What the Critics Say: “Ain’t That A Mother is a treasure-filled gold mine of a book that’ll leave you alternately teary-eyed and clutching your stomach and your pearls. What a clear-eyed, wisdom-filled, heart-led, emotional journey in the shoes of this mama bear, this lover, this advocate, this mover, this passionate woman. Brava!” Denene Millner, New York Times bestselling author of My Brown Baby: On the Joys and Challenges of Raising African American Children
A Spiritual Journey that Defies the Ordinary
Meeting Faith: The Forest Journals of a Black Buddhist Nun by Faith Adeile
Not many Black girls in America aspire to be a Buddhist nun. Faith Adeile didn’t aspire to be one either, and yet she found herself in a remote monastery in Thailand, studying to be a nun when she was in her early twenties anyway. Written way before Eat, Pray, Love became the blueprint for single female, solo travel, Meeting Faith is as much about spirituality as it is about finding oneself in the most unexpected of places.
What the Critics Say: “…readers can and will learn from Adiele, who parses out her … stay in Thailand with a comic’s timing, a novelist’s keen observations about human idiosyncrasies and an anthropologist’s sensitivity to issues of race and culture.”
Claiming Blackness in a White World
I’m Still Here: Black Dignity in a World Made for Whiteness by Austin Channing Brown
For any Black woman who has grown up in America, Austin Channing Brown’s searing memoir of leaning to love her Blackness will resonate. The social justice advocate unravels her experiences growing up in middle America, where being Black was neither an asset nor an honor, and her eventual arrival at place where she now fights for justice and inclusion at major institutions. A Reece’s book club pick, I’m Still Here is often heralded as one of the best explorations of what it’s like to defy whiteness and love our Black selves anyway.
What the Critics Say: “A deeply personal celebration of blackness that simultaneously sheds new light on racial injustice and inequality while offering hope for a better future.”—Shondaland
Black Girl, White Mother, Adoption and Passing
Secret Daughter: A Mixed Race Daughter and the Mother Who Gave Her Away by June Cross
Journalist and television producer, June Cross, lays bare the true story of her life growing up knowing her white mother gave her away when she was four years old because she became too dark to pass for white.

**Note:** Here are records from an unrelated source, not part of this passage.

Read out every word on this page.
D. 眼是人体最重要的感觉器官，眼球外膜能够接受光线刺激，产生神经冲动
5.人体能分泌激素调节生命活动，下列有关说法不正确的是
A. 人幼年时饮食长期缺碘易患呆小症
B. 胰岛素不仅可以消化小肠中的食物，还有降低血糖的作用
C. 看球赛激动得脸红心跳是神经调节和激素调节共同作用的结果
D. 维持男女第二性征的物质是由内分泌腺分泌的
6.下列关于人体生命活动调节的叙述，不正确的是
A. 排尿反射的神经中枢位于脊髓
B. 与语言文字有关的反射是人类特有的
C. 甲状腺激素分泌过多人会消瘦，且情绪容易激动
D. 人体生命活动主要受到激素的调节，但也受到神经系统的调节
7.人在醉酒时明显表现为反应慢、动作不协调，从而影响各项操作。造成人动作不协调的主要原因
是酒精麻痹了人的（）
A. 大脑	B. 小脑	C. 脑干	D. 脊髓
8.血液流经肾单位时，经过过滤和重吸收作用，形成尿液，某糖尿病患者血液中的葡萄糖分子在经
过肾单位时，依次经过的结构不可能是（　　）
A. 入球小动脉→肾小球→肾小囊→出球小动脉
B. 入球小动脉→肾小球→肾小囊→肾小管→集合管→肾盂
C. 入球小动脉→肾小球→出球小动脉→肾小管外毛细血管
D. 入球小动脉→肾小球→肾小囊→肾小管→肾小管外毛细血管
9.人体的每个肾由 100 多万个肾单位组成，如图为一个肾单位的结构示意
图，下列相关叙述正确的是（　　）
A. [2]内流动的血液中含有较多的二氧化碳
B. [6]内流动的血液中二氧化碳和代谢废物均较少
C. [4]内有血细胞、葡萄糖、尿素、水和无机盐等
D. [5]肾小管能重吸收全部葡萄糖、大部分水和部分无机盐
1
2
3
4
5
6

Raised by a Black family but still in contact with her white mother, Secret Daughter is an incredible exploration of family ties, motherhood and race. Bonus, there is a documentary about Cross and her family as well.
What the Critics Say: ” Secret Daughter is a deftly drawn and moving portrait of a childhood spent in two very different worlds: one white, one Black. ”
Reading Memoir & Writing Memoir
Memoirs are powerful beasts. Like (good) reality TV, they can provide us with the behind the scenes version of a person’s life. What’s more, if written well, a memoir can be like literary medicine for whatever stage of life we’re struggling with. So, I encourage you to read memoir and write memoir. Somebody in the world might need to hear your story.
Have you ever thought about writing a memoir? What’s stopping you?